Dr. Hendricks was born in to a broken home in Philadelphia. His parents were separated before he was born. He never saw them together but once - when he was called into a divorce court to testify. He states, "I'm sure I could have been reared, died and gone to hell and nobody would have particularly cared, except that small group of believers that got together in my neighborhood to start an evangelical church. That small group of individuals developed a passion for their community."

Walt belonged to that church, and he went to the Sunday School Superintendent and said, "I want to teach a Sunday School Class." The superintendent said, "Wonderful, Walt, but we don't have any boys. Go out into the community. Anybody you pick up - that's your class."

Dr. Hendricks said that he would never forget the day that he met Walt. Walt was six feet, four inches tall. He said to me as a little kid, "Hey son, how would you like to go to Sunday School?" Well, anything that had "school" in it had to be bad news. Then he said, "How would you like to play marbles?" That was different! Would you believe that six foot, four man got down and we played marbles, and he beat Dr. Hendricks every single game? By the time that Walt got through, I didn't care where he was going -- that's where I wanted to go. For your information -- he picked up 13 boys (9 from broken homes). Today, 11 of those 13 boys are in full time vocational Christian Work. And Walt never went to school beyond the sixth grade.

Here is a man that made a difference. Isn't that what you want to do--make a difference in the lives of your children, your co-workers, your community? We all do. But how?

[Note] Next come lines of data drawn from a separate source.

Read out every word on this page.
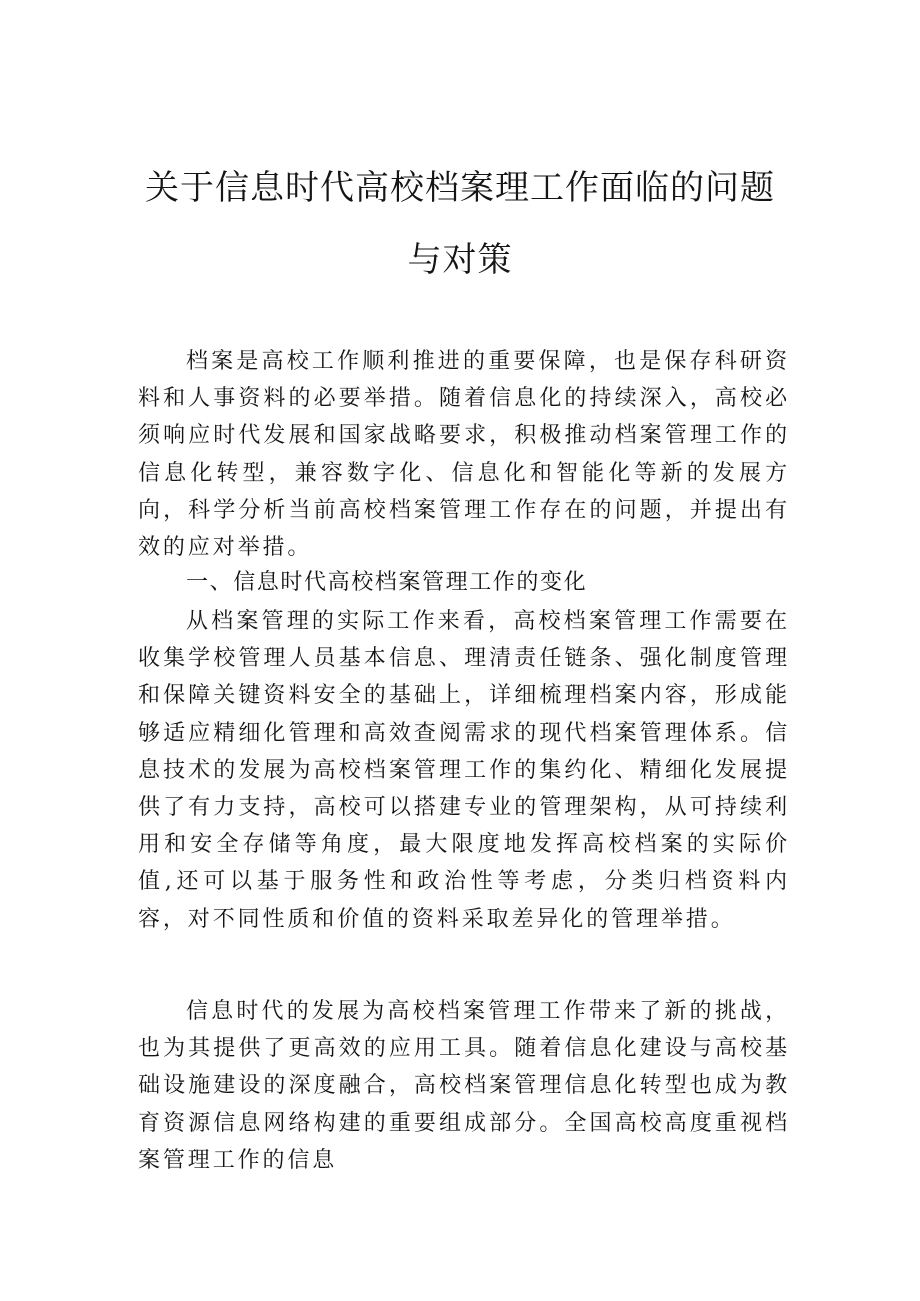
关于信息时代高校档案理工作面临的问题
与对策

档案是高校工作顺利推进的重要保障，也是保存科研资料和人事资料的必要举措。随着信息化的持续深入，高校必须响应时代发展和国家战略要求，积极推动档案管理工作的信息化转型，兼容数字化、信息化和智能化等新的发展方向，科学分析当前高校档案管理工作存在的问题，并提出有效的应对举措。

一、信息时代高校档案管理工作的变化

从档案管理的实际工作来看，高校档案管理工作需要在收集学校管理人员基本信息、理清责任链条、强化制度管理和保障关键资料安全的基础上，详细梳理档案内容，形成能够适应精细化管理和高效查阅需求的现代档案管理体系。信息技术的发展为高校档案管理工作的集约化、精细化发展提供了有力支持，高校可以搭建专业的管理架构，从可持续利用和安全存储等角度，最大限度地发挥高校档案的实际价值,还可以基于服务性和政治性等考虑，分类归档资料内容，对不同性质和价值的资料采取差异化的管理举措。

信息时代的发展为高校档案管理工作带来了新的挑战，也为其提供了更高效的应用工具。随着信息化建设与高校基础设施建设的深度融合，高校档案管理信息化转型也成为教育资源信息网络构建的重要组成部分。全国高校高度重视档案管理工作的信息
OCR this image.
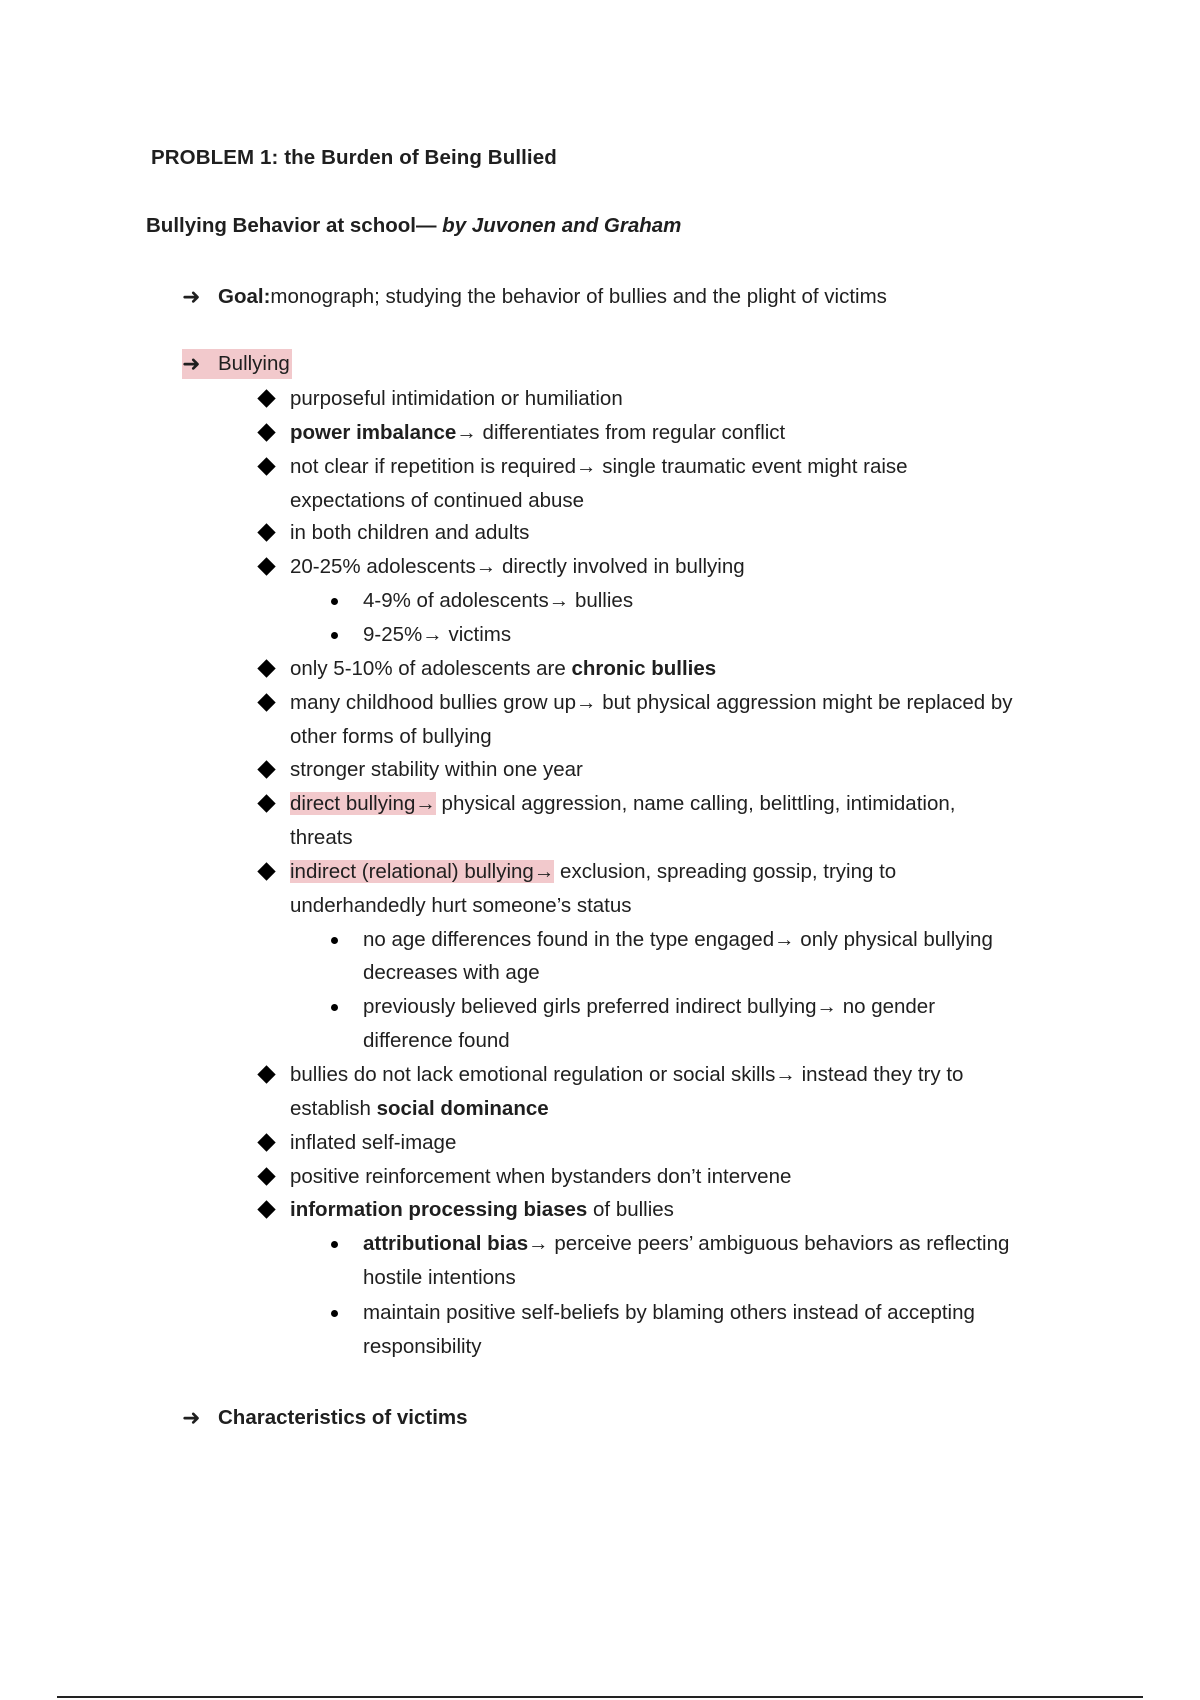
PROBLEM 1: the Burden of Being Bullied
Bullying Behavior at school— by Juvonen and Graham
➜ Goal: monograph; studying the behavior of bullies and the plight of victims
➜ Bullying
purposeful intimidation or humiliation
power imbalance→ differentiates from regular conflict
not clear if repetition is required→ single traumatic event might raise
expectations of continued abuse
in both children and adults
20-25% adolescents→ directly involved in bullying
4-9% of adolescents→ bullies
9-25%→ victims
only 5-10% of adolescents are chronic bullies
many childhood bullies grow up→ but physical aggression might be replaced by
other forms of bullying
stronger stability within one year
direct bullying→ physical aggression, name calling, belittling, intimidation,
threats
indirect (relational) bullying→ exclusion, spreading gossip, trying to
underhandedly hurt someone’s status
no age differences found in the type engaged→ only physical bullying
decreases with age
previously believed girls preferred indirect bullying→ no gender
difference found
bullies do not lack emotional regulation or social skills→ instead they try to
establish social dominance
inflated self-image
positive reinforcement when bystanders don’t intervene
information processing biases of bullies
attributional bias→ perceive peers’ ambiguous behaviors as reflecting
hostile intentions
maintain positive self-beliefs by blaming others instead of accepting
responsibility
➜ Characteristics of victims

Every day matters. The details of our lives may seem mundane, but they are filled with eternal significance. We may think we're just killing time, but we could be strengthening the bond of a relationship. It may just seem like small talk to us, but we could be saying something that will change someone's life forever. We may think we're just laying bricks, but we could be building a cathedral for the glory of God. Look for meaning in the little things.

We see this principle in the life of Christ, again and again. He would be having a meal with a friend and turn it into a life-changing experience. He would be walking along the road with his disciples and see a tree, and teach his disciples a lesson in faith.

Do you want to create a life without regrets? Remember this: There are no throw-away moments. Every day matters. Look for the eternal significance in your work, your words, your relationships, your actions.


Each year there is a "Sand-Sculpting Contest" near the ocean in Newport Beach, California. Artists create incredible works of art: castles, faces, dragons, cars, and so on--all built with sand. It takes incredible talent to be able to do this, and thousands of visitors come each year to "ooh" and "aah" over these masterpieces.

However, if you go visit the same stretch of beach a few days after the competition, you'll see that all these magnificent works of art are gone. The beach looks like it did before the contest. Those incredible works of art have all been washed away by the tide.

Your life doesn't have to be that way. It doesn't have to be washed away and forgotten. You can live a life of significance. You can become the person you want to be, you can accomplish what you want to accomplish. The key is to live today like it matters for all eternity--because it does.